Technology-Enabled Meaningful Patient Outcomes – TEMPO has been launched by the US Food and Drug Administration – FDA which is a pilot that looks to promote patient access to a set of digital health devices.
FDA’s Center for Devices and Radiological Health – CDRH has been developed by TEMPO and is being undertaken to assess a new, risk-based enforcement approach in order to support patient access to digital health devices.
Due to start in January 2026, the FDA is looking at around ten manufacturers in order to participate in the TEMPO pilot. Chosen devices of the participants must apply to the management of intricate cardiometabolic conditions, musculoskeletal issues, or even behavioral health conditions.
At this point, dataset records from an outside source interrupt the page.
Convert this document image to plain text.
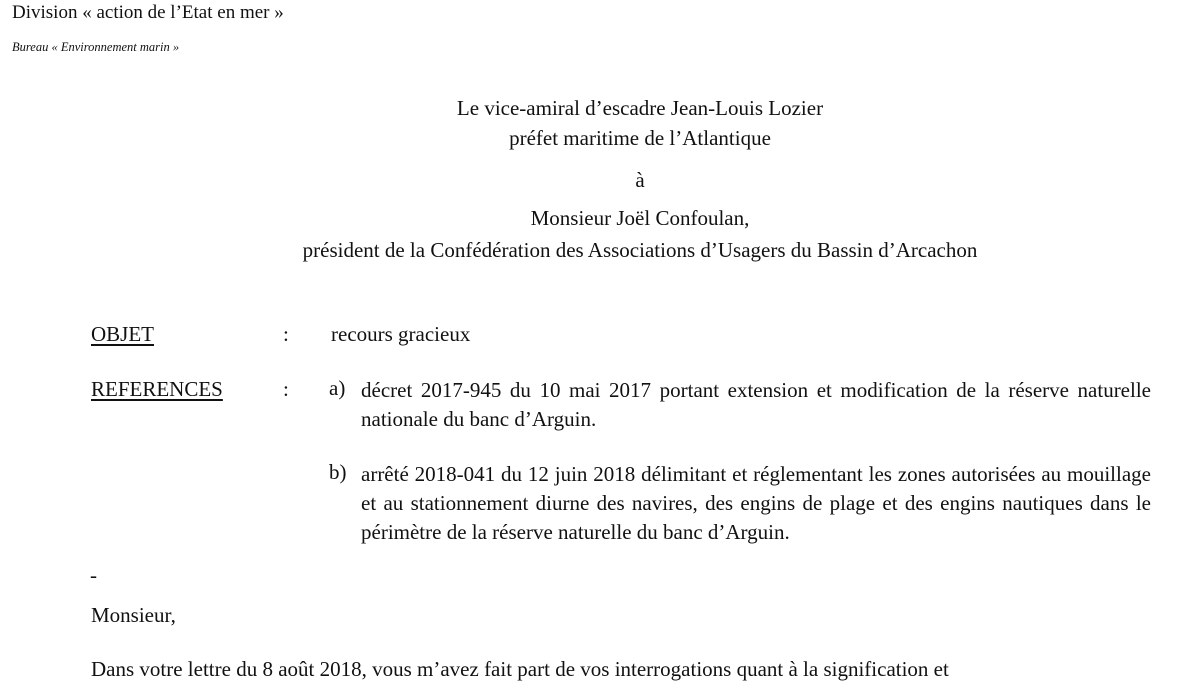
Division « action de l’Etat en mer »
Bureau « Environnement marin »
Le vice-amiral d’escadre Jean-Louis Lozier
préfet maritime de l’Atlantique
à
Monsieur Joël Confoulan,
président de la Confédération des Associations d’Usagers du Bassin d’Arcachon
OBJET	: recours gracieux
REFERENCES	: a) décret 2017-945 du 10 mai 2017 portant extension et modification de la réserve naturelle nationale du banc d’Arguin.
b) arrêté 2018-041 du 12 juin 2018 délimitant et réglementant les zones autorisées au mouillage et au stationnement diurne des navires, des engins de plage et des engins nautiques dans le périmètre de la réserve naturelle du banc d’Arguin.
-
Monsieur,
Dans votre lettre du 8 août 2018, vous m’avez fait part de vos interrogations quant à la signification et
The scheme will enable the FDA to exercise enforcement discretion pertaining to regulatory dictates like premarket authorization and also investigational device requirements as the manufacturers collect as well as share real-world data demonstrating performance of the device.
Through working with participants in the Technology-Enabled Meaningful Patient Outcomes pilot so as to identify the circumstances when enforcement discretion may be apt, the FDA said the purpose of the pilot is to align with the rapid and iterative nature of the digital health development and also expand patient access to innovative technologies.
Michelle Tarver, CDRH director, said that the digital health technologies are fast transforming how people can go ahead and manage chronic conditions, and they also want to make sure that their regulatory approach keeps pace.
He added that the TEMPO pilot is indeed going to allow them to responsibly encourage the innovation while at the same time collecting real-world evidence, which may as well help them to better understand how such devices go ahead and perform for patients when it comes to their everyday lives.
The TEMPO pilot also goes on to sync with the Advancing Chronic Care with Effective, Scalable Solutions – ACCESS model of the US Centers for Medicare and Medicaid Services – CMS.
Apparently, the participating manufacturers in the pilot are going to offer their devices for care provisions that will be covered by ACCESS, which is an initiative that aims to grow the access of Medicare-Medicaid beneficiaries to technology-enabled and integrated care, while at the same time collecting, tracking, and also reporting the real-world performance data.
Marty Makary, the FDA commissioner, explained that they are piloting an approach in order to encourage the usage of digital technologies, which go on to meet people where they are.
He added that this pilot supports innovative tools and also a health care delivery model, which could very well enhance care for millions of Americans so as to manage chronic disease.